I am a magnet for shutdown stories. I love them because you can learn the limits of how hard you can push certain things. If you have a shutdown story, please let me know and I’ll post it (with anonymity of course.) Today’s story is coming from a reader’s friend who had his personal, business, and credit cards wiped out by Chase recently.
“It turns out that the high deposit and withdraw volumes from his personal account were not the issue. The issue was with the high frequency of ACH transfers from other accounts in the company’s name. He’s a xxxxx that operates in multiple states, so his payments from banks came from state specific banks to a Chase account. Ultimately, the ACH’s looked like a transfer from Company ABC to Company ABC. Apparently, this a red flag for money laundering within Chase. While I doubt anyone is ACH’ing the same dollar values, it wouldn’t surprise me if the frequency of ACH’s are similar.”

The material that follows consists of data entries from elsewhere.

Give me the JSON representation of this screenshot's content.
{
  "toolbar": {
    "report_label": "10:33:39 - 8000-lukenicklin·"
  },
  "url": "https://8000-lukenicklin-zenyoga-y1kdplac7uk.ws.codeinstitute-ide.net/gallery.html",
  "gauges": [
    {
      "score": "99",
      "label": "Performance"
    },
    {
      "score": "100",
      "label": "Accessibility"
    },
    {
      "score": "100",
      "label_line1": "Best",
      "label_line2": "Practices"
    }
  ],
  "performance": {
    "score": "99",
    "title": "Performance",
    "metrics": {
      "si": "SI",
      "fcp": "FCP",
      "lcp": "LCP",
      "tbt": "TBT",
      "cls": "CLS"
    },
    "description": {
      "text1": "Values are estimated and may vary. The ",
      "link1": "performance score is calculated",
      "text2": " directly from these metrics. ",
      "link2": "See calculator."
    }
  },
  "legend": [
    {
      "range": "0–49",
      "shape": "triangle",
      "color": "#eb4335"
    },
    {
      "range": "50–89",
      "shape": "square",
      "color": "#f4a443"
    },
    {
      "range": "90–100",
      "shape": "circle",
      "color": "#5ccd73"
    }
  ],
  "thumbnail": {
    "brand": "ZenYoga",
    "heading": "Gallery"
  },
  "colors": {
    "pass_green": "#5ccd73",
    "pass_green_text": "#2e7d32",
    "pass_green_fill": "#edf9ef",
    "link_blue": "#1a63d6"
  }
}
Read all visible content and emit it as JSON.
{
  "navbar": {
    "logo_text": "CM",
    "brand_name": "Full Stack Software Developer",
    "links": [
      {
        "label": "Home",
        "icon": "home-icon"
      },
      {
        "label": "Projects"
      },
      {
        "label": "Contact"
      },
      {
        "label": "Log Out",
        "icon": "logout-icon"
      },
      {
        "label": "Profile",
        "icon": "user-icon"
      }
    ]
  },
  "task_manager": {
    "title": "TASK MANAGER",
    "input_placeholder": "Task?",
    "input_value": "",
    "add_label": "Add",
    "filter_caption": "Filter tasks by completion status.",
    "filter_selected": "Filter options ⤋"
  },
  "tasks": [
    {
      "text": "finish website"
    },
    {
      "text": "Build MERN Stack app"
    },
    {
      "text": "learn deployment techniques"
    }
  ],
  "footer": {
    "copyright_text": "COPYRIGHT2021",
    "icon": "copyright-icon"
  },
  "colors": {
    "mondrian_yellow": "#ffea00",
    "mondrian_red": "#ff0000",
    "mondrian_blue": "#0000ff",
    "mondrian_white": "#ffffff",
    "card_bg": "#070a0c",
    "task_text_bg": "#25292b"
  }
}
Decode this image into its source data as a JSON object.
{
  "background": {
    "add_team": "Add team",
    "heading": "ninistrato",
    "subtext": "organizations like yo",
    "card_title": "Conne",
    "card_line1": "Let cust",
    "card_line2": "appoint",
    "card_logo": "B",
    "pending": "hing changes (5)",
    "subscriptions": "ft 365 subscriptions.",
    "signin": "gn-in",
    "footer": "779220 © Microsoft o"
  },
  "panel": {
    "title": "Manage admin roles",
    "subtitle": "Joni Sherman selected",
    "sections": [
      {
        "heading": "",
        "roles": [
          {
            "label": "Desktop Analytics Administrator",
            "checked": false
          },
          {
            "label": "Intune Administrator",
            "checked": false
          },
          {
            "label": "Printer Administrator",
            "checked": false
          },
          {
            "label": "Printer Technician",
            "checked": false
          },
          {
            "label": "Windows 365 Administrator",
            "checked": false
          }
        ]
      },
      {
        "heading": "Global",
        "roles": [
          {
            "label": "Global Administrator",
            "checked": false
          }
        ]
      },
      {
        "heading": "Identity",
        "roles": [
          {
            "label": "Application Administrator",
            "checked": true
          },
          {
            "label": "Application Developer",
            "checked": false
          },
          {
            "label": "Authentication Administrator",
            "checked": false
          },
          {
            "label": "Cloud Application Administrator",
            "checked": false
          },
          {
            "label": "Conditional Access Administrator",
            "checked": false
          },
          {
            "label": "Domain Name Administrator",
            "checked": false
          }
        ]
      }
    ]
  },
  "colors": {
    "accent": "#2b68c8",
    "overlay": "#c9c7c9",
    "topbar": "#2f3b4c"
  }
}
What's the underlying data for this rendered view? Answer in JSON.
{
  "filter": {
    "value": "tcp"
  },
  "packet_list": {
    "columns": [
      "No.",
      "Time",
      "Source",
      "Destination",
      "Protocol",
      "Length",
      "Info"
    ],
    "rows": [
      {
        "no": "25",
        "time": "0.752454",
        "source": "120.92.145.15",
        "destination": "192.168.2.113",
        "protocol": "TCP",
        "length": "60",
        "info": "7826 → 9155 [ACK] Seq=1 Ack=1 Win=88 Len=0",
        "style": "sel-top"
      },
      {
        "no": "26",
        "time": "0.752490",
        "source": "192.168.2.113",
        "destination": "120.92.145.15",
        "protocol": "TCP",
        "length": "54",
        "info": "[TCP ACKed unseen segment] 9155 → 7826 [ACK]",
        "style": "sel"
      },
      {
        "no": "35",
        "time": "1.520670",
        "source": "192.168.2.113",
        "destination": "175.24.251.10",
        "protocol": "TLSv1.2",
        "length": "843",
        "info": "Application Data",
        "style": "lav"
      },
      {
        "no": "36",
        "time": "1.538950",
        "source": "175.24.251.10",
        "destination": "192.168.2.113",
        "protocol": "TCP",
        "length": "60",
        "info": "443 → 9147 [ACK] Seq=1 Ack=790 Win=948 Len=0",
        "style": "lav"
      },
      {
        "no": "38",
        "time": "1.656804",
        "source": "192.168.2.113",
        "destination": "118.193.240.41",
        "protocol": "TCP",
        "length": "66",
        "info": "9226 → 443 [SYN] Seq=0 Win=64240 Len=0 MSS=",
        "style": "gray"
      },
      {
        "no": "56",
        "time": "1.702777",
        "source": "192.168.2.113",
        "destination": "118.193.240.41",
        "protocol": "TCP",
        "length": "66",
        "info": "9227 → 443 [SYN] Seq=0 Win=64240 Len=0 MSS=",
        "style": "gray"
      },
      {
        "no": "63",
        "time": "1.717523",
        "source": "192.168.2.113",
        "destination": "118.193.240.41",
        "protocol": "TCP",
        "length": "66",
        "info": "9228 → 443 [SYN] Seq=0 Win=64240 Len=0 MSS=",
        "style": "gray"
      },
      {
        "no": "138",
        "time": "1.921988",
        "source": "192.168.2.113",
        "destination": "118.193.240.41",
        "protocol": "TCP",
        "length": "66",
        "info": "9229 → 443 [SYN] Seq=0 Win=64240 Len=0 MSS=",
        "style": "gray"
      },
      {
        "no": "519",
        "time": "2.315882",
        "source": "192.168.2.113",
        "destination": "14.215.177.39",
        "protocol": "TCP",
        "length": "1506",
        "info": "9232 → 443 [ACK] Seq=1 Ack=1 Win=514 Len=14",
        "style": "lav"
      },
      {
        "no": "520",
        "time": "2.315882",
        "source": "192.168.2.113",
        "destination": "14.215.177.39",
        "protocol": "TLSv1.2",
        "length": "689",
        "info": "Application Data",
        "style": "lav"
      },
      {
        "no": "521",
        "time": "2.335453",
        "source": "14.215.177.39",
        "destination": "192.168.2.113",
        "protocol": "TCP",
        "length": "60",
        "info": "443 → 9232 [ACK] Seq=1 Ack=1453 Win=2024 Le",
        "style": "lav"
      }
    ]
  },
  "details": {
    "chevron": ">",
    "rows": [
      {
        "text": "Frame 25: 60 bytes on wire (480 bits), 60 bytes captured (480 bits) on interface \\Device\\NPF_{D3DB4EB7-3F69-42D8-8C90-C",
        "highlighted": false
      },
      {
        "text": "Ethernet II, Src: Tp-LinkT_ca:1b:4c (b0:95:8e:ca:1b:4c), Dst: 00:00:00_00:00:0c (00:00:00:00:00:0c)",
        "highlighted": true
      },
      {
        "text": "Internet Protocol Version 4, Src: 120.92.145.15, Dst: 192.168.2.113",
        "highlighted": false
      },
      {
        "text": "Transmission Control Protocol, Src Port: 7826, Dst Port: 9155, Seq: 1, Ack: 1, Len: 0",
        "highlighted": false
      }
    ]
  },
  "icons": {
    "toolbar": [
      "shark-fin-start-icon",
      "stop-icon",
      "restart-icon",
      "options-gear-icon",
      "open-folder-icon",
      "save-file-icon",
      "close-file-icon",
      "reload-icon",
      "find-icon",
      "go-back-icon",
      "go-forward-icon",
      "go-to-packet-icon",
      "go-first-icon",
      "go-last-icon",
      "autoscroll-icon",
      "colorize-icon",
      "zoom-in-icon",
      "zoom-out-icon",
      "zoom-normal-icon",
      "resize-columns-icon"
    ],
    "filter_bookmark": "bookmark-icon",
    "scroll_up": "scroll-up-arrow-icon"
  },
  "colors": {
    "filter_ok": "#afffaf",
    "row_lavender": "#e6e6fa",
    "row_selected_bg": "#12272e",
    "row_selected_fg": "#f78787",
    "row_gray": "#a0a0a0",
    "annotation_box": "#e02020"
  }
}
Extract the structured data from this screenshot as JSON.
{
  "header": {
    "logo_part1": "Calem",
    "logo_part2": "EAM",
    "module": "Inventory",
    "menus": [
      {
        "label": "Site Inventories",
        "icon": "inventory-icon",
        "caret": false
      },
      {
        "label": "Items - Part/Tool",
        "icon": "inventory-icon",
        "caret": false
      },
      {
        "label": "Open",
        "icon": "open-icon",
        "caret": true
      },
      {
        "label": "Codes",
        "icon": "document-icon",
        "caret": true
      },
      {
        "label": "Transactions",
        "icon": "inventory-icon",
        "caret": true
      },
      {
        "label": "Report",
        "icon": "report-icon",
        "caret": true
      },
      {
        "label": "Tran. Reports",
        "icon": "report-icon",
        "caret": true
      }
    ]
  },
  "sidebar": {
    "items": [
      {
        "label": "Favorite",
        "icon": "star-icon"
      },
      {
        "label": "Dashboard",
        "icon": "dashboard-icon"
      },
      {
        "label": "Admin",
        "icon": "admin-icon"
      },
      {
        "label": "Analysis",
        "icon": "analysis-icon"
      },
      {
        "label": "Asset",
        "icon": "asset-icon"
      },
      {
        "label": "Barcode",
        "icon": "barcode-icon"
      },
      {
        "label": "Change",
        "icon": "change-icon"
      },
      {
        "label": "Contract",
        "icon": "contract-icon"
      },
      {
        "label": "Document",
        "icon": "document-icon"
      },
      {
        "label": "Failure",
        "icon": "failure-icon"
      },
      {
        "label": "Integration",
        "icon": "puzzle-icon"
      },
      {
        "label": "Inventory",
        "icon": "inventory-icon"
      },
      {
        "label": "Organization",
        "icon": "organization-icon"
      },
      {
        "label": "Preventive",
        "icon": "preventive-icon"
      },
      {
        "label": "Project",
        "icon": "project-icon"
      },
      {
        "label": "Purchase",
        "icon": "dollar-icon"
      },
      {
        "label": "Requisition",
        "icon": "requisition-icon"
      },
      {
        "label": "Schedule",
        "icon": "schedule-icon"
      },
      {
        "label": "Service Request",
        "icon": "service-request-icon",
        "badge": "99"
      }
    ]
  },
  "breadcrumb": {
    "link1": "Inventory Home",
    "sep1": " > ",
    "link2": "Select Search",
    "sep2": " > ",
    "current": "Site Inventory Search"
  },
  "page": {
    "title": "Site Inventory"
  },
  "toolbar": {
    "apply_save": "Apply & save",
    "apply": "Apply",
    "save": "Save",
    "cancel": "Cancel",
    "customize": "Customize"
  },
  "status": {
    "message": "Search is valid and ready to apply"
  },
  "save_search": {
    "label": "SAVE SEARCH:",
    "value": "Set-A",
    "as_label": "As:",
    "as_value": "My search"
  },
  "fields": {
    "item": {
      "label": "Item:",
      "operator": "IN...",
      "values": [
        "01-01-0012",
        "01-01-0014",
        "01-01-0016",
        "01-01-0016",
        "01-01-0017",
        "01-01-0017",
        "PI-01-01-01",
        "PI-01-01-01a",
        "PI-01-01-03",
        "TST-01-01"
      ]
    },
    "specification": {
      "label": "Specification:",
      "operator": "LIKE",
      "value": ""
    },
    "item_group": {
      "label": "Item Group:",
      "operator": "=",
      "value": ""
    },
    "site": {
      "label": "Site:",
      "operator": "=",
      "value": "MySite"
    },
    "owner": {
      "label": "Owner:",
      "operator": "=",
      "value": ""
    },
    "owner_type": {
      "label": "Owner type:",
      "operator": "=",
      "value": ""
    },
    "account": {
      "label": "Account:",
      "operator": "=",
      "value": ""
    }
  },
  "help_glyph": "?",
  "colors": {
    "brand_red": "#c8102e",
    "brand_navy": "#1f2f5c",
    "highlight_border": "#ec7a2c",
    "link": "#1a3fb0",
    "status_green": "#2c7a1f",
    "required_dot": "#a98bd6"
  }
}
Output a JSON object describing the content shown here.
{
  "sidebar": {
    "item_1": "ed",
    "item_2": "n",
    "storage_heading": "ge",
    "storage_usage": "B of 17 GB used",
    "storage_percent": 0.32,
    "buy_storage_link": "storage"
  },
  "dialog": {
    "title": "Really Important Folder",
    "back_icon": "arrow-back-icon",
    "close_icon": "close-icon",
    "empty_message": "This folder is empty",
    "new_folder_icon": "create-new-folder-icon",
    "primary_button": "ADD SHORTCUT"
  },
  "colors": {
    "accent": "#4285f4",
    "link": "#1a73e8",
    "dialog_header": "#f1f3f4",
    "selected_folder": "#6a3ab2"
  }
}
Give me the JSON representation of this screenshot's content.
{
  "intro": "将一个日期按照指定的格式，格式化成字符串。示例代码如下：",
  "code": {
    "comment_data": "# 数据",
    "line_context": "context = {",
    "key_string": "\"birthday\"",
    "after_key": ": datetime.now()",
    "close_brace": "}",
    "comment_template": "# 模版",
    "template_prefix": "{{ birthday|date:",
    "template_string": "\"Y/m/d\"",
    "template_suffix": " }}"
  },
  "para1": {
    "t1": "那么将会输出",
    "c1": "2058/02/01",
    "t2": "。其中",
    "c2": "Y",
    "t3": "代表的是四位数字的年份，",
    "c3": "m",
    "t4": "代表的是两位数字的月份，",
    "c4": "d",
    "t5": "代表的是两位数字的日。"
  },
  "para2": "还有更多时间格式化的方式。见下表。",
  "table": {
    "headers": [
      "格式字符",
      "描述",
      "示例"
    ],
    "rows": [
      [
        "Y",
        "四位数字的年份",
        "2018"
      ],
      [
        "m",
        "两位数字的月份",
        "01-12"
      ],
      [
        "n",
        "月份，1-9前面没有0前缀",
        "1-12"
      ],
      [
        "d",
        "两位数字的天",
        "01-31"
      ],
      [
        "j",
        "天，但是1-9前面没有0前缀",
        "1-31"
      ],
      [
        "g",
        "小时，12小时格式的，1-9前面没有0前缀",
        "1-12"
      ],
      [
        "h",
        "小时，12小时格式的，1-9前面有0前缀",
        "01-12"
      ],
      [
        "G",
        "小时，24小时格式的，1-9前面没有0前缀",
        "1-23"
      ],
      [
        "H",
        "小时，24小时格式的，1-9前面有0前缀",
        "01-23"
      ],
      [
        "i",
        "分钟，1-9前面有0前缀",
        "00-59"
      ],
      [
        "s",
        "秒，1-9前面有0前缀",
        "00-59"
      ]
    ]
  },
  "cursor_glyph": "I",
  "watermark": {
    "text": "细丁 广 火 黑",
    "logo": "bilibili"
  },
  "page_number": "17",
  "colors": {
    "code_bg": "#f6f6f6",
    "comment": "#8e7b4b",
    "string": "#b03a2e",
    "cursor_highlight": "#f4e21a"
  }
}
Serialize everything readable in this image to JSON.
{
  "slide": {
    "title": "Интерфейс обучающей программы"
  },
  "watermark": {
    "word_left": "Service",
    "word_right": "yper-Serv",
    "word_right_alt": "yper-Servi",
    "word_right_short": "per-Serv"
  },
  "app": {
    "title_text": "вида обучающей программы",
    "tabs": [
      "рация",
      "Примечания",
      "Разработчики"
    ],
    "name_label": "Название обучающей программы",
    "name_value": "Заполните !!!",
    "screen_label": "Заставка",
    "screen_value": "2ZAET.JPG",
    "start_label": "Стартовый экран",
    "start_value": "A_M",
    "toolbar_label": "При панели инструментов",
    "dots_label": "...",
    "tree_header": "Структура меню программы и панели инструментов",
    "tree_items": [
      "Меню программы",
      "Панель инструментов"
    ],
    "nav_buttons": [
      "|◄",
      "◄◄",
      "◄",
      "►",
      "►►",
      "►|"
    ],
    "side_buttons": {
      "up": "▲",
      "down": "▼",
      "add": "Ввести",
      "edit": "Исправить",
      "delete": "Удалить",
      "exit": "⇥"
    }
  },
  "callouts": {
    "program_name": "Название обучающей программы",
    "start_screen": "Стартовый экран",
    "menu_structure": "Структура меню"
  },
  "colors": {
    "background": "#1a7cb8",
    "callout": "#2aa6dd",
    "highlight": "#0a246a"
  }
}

At first read, you’re thinking, “Oh I don’t operate in multiple states and do that much ACH” and you’d be right. But let’s say Chase is your main bank account and you are having Paypal withdrawals to your account or maybe you’re doing the person-to-person bill pay stuff. The lesson learned here is THERE IS NO REASON TO HAVE A CHASE BANK ACCOUNT or any bank account that issues credit cards. Get off your lazy butt and go open up a local credit union checking account and have that be your main account. Then ACH, billpay, etc to your heart’s content because if they happen to shut you down, you move on to the next one and all of your credit cards won’t be wiped out too. Seriously, what does Chase banking offer that a local CU can’t? Not better interest rates. More convenience? Just get a Schwab ATM card for free ATM withdrawals in the world. Don’t poop where you eat people!
If you are Chase CPC though, I would just keep the account dormant (meaning no activity on it.)